I could go on, but that will do.

This is what I work 2 jobs, 70 plus hours a week, to pay for.

PJK.

Anonymous said...

PJK (continued)

Also according to this text:

The so-called "Private Mass" was a notable 8th century deviation.

With the use of Latin in the liturgy, language became a barrier to understanding rather than a vehicle of communication...

Around this time, the 8th century, the priest came to be seen as offering Mass for the people rather than presiding at a liturgy in which all played a part....

By the 13th century the liturgy which had once been a communal prayer was now a clerical ritual..... and the liturgy instead of revealing the Christian mysteries had itself become a mystery in need of explanation.

By the end of the Middle Ages the Mass by and large had become a Good Work performed by the priest for the spiritual benefit of the Church. This was the Mass the reformers knew and this was the Mass they rejected.
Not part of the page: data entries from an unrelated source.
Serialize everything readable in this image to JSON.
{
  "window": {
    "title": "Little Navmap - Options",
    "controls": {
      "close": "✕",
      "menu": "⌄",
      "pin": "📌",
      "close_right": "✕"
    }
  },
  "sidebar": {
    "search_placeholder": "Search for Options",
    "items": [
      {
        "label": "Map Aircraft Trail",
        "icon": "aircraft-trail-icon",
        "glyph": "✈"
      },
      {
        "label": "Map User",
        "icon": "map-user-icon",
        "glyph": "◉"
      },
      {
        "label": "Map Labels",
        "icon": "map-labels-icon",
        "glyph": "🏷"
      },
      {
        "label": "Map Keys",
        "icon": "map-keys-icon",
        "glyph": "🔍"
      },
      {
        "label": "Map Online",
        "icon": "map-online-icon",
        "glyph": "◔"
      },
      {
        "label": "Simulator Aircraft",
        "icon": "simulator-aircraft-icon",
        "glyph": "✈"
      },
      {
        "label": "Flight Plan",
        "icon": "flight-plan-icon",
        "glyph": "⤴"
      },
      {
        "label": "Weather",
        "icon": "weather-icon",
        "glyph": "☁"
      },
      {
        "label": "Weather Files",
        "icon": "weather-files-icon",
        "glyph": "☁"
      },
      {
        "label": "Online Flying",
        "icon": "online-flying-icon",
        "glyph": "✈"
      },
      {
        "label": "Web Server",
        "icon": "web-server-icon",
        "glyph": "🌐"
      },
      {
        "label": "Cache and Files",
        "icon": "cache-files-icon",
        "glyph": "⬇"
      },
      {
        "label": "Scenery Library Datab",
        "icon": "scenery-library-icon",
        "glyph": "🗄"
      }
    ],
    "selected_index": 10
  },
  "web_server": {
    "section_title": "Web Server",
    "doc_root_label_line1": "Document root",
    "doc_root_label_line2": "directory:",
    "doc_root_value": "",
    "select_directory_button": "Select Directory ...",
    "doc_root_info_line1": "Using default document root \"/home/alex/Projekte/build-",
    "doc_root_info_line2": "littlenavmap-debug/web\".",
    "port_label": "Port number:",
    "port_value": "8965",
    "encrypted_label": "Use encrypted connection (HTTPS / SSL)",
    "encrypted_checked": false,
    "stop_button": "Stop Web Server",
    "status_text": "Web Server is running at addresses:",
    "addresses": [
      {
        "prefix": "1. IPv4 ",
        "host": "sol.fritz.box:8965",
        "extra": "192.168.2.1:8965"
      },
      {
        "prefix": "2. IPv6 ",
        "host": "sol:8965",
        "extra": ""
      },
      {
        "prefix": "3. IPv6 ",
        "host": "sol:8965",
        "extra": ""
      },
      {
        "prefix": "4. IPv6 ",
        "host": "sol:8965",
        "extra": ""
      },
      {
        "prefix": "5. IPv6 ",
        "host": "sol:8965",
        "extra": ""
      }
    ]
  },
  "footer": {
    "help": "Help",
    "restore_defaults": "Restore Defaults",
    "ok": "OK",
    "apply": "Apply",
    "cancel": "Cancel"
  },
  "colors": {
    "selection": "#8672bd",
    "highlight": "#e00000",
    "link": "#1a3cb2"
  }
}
And on another matter:, in our era, with "enforced celibacy", the arguments in its favor no longer seem persuasive to most Catholics. The concept of ritual purity (sex defiled the priest) on which it was originally based now seem bizarre, while the main argument now used to justify it - that celibacy allows the priest to be totally at the disposal of his people - seems a somewhat idealised version of the facts.

Even a fairly liberal Catholic priest who is a friend of our family believes in parts this book goes too far, and at other times is simply wrong and is surprised by its use in my daughters private Catholic school.